The Arizona team of four men and one woman competed against teams from Harvard, Massachusetts Institute of Technology and Stanford University/University of California-Berkeley.
"It's extremely exciting to work with a group of people and come through," said Matthew Muller, a member of the winning team who is pursuing a master's degree in architecture. "We were up against great competition."
Muller said he may spend some of his $10,000 share of the prize on a trip to South America or Africa this summer.
The Arizona State team, which also included students in environmental planning and business administration, presented ideas for a new retail, entertainment and residential district centered between the Veterans and 16th Street bridges. Its 120 units of loft-style housing would be aimed at young professionals.
The new development would link to the Downtown Cultural District via an extension of Allegheny Riverfront Park and connect via water taxis to PNC Park and Heinz Field on the North Shore.
The competition site extends for 10 blocks, from 11th Street (at the eastern end of the convention center) to 21st Street. Its entire length is riverfront, and it is bounded on the south by Smallman Street.

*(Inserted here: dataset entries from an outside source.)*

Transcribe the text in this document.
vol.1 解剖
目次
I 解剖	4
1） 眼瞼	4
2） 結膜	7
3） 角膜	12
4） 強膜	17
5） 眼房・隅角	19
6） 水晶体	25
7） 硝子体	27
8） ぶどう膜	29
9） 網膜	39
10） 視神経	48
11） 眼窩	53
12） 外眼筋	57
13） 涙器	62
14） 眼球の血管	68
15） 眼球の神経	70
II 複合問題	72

All of the student teams started their financial planning with a presumed $40 million public investment. The Arizona team would spend its public funding on infrastructure improvements such as streets and the public plaza, which is designed to collect and absorb flood water even during hundred-year floods.
The proposals also had to include green design principles, and the Arizona team suggested operable windows in the loft-type buildings and the reuse of storm water to flush toilets.
The plan suggests retaining the wholesale produce use of the terminal building in the short term but recommended it be moved elsewhere in the Strip in the long run, to minimize truck traffic in the new residential district. The produce terminal then would be converted to retail use.
The goal of the second annual ULI/Gerald D. Hines Student Urban Design Competition, which also awarded $2,000 to each of the 15 other finalists, is to generate creative solutions that are products of interdisciplinary teams in design and real estate programs.
All of the schemes are expected to be on view soon at either the Heinz History Center or Carnegie Museum of Art, with the dates to be announced.